Gerry:
So abwegig finde ich den Gedanken der Reifung nicht, angesichts dessen, was wir im August beim Treffen in Hannover erfahren haben. Laut eines Parfumeurs könne der erst das Ergebnis einer Duftmischung endgültig beurteilen, wenn diese ein halbes Jahr geruht hätte. Der Anteil von natürlichen und synthetischen Duftstoffen soll dabei unerheblich gewesen sein.
Das Problem, das ich dabei sehe ist, dass mir niemand bisher erklären konnte, was bei "Reifung" passieren könnte. Es könnte sein, dass manche Bestandteile aufgrund ihrer chemischen Eigenschaften anfällig für Oxidation durch Sauerstoff sind, UV-labil sind und/oder allgemein chemisch reaktiver sind als andere Bestandteile, und dann aber auch mit anderen Molekülen reagieren und neue Verbindungen bilden. Und das ist bei natürlichen Stoffen i.d.R. wahrscheinlicher, da synthetische Duftstoffe natürlich auch auf Stabilität getrimmt werden, indem man die Zahl an angreifbaren Bindungen und/oder reaktiven Gruppen minimiert.
Ein Beispiel ist Javanol, welches ein Derivat des Norradjanol ist. Vergleicht man die chemischen Strukturen von Norradjanol und Javanol, so sieht man, dass die beiden Doppelbindungen des Norradjanol in Javanol durch zwei Zyklen Cyclopropanation mit Dibrommethan eliminiert wurden und man stattdessen Cyclopropyl-Gruppen (die beiden Dreiecke, die man in Javanol statt der Doppelbindungen sieht) erhält.
Hierzu die Patentanmeldung von Fridtjof Schröder von Firmenich:
www.google.com/patents/EP2190803A1?cl=enUnd seine Publikation zu Cyclopropanation, wer Zugriff drauf hat:
www.ncbi.nlm.nih.gov/pubmed/25408320(wer keinen Zugriff hat und interessiert dran ist, der schreibe mich doch einfach an
)
Ähnliches wird bei der Synthese von Hedione gemacht, es wird die Doppelbindung in Methyljasmonat (MeJA, einem universell konservierten Stresshormon in Pflanzen) durch Hydrierung eliminiert (Hedione = dihydro-MeJA) und wird dadurch auch stabiler.

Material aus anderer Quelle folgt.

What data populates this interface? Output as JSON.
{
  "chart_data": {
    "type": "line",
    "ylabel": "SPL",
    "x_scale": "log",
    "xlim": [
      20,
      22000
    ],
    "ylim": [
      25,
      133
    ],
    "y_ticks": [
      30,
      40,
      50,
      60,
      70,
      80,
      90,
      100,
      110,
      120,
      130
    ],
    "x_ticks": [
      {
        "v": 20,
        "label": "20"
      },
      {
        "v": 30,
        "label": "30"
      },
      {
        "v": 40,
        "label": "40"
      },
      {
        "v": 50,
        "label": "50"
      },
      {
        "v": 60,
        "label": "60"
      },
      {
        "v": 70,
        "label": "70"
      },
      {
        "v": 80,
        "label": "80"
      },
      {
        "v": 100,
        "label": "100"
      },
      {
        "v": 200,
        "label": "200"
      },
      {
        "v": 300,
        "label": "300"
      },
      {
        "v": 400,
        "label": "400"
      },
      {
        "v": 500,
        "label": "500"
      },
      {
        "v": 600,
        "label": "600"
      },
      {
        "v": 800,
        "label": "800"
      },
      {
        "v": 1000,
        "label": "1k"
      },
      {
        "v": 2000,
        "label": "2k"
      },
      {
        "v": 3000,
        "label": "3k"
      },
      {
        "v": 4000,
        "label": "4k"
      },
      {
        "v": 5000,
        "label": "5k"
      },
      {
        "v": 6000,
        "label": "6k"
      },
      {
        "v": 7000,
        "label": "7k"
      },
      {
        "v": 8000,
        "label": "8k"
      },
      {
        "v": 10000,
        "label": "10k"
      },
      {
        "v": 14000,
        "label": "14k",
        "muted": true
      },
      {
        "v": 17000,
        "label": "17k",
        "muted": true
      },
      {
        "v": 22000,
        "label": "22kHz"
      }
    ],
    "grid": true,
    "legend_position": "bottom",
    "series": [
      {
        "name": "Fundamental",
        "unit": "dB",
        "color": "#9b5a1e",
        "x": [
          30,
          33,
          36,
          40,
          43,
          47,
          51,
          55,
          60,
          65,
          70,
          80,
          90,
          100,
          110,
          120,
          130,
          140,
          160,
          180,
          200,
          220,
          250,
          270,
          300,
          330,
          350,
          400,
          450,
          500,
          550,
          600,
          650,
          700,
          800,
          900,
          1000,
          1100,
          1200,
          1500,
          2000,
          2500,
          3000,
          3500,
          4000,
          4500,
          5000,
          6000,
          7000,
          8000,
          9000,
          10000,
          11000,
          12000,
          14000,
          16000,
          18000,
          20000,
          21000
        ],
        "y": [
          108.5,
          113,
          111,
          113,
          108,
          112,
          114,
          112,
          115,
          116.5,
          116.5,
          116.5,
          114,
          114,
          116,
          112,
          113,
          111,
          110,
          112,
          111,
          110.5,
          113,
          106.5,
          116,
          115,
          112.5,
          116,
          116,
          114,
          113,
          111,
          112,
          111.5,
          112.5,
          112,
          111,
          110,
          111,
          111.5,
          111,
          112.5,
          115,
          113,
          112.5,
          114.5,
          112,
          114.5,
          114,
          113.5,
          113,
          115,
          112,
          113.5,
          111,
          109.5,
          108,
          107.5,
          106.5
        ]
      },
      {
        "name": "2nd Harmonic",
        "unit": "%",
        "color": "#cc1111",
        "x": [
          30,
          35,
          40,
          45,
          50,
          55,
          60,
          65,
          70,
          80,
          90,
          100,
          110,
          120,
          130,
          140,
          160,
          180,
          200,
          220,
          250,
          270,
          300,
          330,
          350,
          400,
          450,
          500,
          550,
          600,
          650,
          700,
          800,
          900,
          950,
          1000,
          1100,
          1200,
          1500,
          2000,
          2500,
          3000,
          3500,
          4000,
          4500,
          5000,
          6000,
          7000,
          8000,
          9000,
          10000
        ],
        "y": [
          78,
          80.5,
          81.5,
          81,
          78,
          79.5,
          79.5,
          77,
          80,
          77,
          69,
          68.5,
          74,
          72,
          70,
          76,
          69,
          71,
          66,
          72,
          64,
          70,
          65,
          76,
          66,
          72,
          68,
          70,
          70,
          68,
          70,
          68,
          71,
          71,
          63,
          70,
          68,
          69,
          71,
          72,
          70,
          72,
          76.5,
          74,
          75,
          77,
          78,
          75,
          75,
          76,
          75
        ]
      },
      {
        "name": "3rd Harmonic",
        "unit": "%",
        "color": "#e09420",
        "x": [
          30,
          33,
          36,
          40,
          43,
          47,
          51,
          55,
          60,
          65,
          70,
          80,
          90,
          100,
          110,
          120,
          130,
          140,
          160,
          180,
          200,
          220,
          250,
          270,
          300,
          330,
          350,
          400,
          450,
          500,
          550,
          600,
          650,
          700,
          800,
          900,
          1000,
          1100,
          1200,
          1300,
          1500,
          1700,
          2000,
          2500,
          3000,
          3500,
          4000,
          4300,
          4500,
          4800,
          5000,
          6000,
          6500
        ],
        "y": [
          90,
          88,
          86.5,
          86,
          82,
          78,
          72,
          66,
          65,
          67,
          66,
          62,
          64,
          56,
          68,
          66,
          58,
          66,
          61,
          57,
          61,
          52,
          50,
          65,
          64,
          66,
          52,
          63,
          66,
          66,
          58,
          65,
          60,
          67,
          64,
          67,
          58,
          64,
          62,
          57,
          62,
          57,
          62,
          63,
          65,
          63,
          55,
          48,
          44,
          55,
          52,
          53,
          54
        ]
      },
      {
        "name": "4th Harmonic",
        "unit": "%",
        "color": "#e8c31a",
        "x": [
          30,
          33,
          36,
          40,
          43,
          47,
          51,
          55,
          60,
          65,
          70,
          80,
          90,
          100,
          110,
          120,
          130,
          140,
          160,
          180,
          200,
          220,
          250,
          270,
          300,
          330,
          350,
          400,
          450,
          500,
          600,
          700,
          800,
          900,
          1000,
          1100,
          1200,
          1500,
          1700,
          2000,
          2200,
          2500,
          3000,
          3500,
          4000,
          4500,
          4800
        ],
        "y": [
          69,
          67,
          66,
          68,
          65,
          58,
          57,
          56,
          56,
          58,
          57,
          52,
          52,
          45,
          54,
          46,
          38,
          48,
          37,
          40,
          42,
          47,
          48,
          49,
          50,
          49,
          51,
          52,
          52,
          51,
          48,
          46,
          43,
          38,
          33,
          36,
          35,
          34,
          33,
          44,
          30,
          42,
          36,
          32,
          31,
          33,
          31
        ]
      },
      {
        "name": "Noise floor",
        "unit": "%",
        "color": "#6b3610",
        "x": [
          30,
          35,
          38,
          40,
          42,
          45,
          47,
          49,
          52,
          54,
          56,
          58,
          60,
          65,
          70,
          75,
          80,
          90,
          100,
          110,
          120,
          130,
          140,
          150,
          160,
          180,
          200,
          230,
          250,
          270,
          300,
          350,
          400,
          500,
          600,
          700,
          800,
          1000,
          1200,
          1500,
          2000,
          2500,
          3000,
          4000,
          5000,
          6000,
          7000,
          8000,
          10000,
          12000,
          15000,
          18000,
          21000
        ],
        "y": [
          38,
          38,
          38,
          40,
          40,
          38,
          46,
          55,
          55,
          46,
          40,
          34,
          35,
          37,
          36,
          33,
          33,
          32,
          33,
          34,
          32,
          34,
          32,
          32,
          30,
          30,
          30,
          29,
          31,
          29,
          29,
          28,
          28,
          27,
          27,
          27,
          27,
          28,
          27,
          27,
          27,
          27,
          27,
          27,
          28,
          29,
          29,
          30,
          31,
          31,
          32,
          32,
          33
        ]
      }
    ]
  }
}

Und naja, ob das jetzt ein Parfümeur gesagt hat, ist jetzt auch keine Garantie. Ich will denjenigen nicht angreifen, aber so ansich ist "Parfumeur" kein geschützter Titel, so ungefähr wie "Schriftsteller" oder "Künstler". Jeder kann Parfumeur sein und werden, die großen Parfumeure der Großkonzerne - wie Maurice Roucel z.B. - sind jedoch richtige Hardcore-Chemiker (d.h. die Chemie oder Lebensmittelchemie studiert haben), die zum Teil auch selbst mal im Labor standen und neuartige Duftstoffe im Reagenzglas synthesisiert haben, teilweise mir richtig beschissener Ausbeute, einfach um erstmal chemische Verbindungen zu finden, die nach irgendwas Interessantem riechen. Und erst wenn sie das gefunden haben, wird eben geschaut, wie man das mit weniger Reaktionsschritten in großem Maßstab synthetisieren kann. Und auch die anderen großen Parfumeure haben an der ISIPCA sicherlich intensive Module in organischer Chemie meistern müssen (oder der Studiengang an der ISIPCA dient wirklich nur dazu, sich quasi in die Industrie einzukaufen).
Damit will ich nur sagen, dass es auch unter Parfumeuren 'ne ziemlich hohe Varianz an Expertise gibt und ich das nicht auf die Goldwaage legen würde.